C'est moi qui m'en charge, en passant je demande à Skelter de mettre Jack et Nines sur des chaises parce que je supporte pas de les voir au sol et c'est quand même la chose la plus normale à faire. Je fouille la caisse et je trouve une magnifique carte de tarot. Heureusement je résiste à la faiblesse de mon clan qui est de tomber en catatonie devant la 'beauté' et je reste 'consciente'. Manquerait plus que je perde mon temps à faire des yeux de poisson mort devant une carte de tarot alors que mes deux héros sont pour ainsi dire vraiment morts.

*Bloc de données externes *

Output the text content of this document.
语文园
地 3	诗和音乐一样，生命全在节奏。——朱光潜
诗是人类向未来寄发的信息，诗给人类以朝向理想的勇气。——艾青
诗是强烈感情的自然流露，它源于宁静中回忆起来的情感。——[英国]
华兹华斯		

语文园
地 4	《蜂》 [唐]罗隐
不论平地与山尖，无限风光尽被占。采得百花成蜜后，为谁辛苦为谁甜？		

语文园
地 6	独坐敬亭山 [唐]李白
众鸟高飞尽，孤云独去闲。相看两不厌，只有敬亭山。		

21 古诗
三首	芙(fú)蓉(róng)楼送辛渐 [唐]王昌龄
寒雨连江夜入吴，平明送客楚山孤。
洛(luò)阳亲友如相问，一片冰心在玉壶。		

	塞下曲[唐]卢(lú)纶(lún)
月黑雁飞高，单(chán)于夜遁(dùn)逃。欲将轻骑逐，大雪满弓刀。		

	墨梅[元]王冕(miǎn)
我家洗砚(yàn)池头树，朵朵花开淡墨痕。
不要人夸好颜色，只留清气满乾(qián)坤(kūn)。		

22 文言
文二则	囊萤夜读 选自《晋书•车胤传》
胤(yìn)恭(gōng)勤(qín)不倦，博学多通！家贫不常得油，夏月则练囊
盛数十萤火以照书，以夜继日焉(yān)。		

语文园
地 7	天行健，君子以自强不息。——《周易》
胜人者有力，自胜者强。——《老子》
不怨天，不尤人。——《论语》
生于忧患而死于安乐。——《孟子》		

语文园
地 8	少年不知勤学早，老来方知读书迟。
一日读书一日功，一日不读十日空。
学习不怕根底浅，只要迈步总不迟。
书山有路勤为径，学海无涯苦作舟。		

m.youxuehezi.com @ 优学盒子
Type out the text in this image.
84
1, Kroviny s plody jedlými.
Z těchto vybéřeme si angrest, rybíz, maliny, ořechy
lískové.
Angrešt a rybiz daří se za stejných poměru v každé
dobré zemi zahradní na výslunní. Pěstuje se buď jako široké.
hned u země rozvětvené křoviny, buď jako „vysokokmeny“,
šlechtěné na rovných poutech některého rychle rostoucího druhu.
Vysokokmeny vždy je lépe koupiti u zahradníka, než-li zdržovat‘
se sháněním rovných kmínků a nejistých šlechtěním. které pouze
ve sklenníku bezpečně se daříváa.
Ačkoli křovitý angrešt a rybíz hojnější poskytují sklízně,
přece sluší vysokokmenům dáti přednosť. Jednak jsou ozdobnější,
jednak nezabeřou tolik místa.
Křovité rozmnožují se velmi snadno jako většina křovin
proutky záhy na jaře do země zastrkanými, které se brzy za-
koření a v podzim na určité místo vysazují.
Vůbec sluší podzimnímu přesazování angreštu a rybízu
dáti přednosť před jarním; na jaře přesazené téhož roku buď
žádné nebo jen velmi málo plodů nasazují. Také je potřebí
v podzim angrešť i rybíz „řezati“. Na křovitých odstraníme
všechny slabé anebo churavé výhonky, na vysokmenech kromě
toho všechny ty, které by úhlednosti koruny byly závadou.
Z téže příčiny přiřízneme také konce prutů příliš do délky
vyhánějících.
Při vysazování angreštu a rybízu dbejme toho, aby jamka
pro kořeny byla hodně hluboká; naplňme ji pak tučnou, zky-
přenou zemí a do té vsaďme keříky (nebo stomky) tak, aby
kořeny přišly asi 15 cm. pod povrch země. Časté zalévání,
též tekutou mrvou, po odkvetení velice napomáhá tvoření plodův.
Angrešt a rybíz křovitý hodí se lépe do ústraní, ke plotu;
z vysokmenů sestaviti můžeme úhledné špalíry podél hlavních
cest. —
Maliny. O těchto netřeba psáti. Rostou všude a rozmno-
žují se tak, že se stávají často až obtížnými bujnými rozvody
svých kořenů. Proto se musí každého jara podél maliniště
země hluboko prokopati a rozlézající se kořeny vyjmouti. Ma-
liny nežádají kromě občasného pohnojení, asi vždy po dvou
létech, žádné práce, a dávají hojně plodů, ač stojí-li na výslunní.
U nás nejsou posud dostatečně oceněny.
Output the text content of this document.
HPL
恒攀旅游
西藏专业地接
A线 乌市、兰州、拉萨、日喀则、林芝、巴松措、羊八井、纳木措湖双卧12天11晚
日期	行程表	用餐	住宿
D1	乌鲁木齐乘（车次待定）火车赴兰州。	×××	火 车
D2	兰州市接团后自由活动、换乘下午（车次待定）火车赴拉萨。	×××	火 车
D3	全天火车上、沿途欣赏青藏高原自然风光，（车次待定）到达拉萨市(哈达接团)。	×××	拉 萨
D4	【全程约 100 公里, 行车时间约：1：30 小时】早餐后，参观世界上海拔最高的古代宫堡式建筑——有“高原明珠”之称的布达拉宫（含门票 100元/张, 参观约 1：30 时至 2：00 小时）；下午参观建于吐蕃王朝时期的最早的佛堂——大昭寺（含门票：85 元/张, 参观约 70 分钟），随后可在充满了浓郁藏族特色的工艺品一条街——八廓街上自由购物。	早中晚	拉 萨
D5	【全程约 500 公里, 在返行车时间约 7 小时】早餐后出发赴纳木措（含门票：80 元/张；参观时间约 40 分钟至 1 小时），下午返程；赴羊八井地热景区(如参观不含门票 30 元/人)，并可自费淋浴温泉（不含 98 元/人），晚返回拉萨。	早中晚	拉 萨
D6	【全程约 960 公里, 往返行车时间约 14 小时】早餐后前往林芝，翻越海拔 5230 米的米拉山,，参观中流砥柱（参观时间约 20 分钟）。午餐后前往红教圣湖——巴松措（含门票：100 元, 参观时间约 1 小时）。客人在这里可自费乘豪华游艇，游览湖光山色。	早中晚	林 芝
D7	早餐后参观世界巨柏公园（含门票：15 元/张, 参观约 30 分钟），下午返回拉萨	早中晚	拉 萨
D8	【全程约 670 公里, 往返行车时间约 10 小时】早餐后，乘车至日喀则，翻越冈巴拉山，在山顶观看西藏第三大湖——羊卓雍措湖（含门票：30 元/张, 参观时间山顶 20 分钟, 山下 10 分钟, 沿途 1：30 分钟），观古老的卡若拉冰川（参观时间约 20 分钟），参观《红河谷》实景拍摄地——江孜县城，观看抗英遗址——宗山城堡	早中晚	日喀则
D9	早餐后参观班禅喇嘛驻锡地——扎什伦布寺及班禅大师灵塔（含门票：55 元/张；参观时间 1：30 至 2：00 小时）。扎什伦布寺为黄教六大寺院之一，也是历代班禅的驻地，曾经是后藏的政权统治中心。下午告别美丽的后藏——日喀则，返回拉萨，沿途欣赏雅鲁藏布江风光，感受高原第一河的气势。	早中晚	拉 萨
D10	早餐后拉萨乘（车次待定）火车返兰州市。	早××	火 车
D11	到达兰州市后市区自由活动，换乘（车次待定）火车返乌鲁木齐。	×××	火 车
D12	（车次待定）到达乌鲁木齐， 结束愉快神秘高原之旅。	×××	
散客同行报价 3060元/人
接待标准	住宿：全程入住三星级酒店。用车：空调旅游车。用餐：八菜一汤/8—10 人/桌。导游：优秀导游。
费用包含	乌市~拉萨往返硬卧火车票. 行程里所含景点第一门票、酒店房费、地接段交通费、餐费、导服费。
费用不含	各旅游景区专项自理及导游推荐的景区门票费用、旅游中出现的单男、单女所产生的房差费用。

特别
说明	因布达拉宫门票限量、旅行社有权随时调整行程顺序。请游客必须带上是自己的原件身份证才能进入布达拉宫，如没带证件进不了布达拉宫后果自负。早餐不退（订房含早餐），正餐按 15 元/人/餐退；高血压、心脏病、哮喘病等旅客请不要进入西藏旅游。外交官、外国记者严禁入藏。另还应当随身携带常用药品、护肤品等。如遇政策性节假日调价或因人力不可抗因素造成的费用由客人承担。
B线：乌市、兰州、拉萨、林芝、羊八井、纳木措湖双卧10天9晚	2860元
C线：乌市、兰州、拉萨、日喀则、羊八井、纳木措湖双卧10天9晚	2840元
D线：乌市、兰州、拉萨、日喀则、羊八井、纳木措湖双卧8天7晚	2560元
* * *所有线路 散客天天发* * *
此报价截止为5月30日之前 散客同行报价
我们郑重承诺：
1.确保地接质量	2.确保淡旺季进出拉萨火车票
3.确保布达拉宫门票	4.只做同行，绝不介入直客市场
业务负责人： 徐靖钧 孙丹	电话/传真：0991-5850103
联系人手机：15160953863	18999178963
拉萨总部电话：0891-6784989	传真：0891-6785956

La carte est l'arcane de la Mort, avec une note dans une langue inconnue. Je la montre à Beckett, il fait "hmmm" et me sort que c'est une des cartes d'un jeu de tarot et que c'est écrit en énochéen. Je lui demande ce que c'est ce jeu O_o.
Et Beckett me propose soudainement d'aller boire un verre quand je lui pose la question.
Ca sent le souffre, ça sent le souffre, on est bien dans la merde (we are so screwed! merci Farscape :p)
Revenu au Last Round (T.T) avec Damsel et Skelter, ainsi que Nines et Jack cachés quelque part, et aussi Beckett... On apprend que nos territoires sont attaqués de partout. L'arme secrète et le convoi ayant aussi été une putain de grosse diversion ! Mais faut admettre que c'est vachement bien pensé, notre leader et notre légende sont dans les chous... Mes copains Lycans Fianna de Griffith Park sont attaqués par ceux de la Spirale noire, des Balor et des magos Nephandi (aucune idée de c'que c'est en l'entendant mais ça sent mauvais) attaquent en prime du Sabbat... Skelter et Damsel donnent des ordres mais ça se sent que ça n'a pas le niveau de Nines.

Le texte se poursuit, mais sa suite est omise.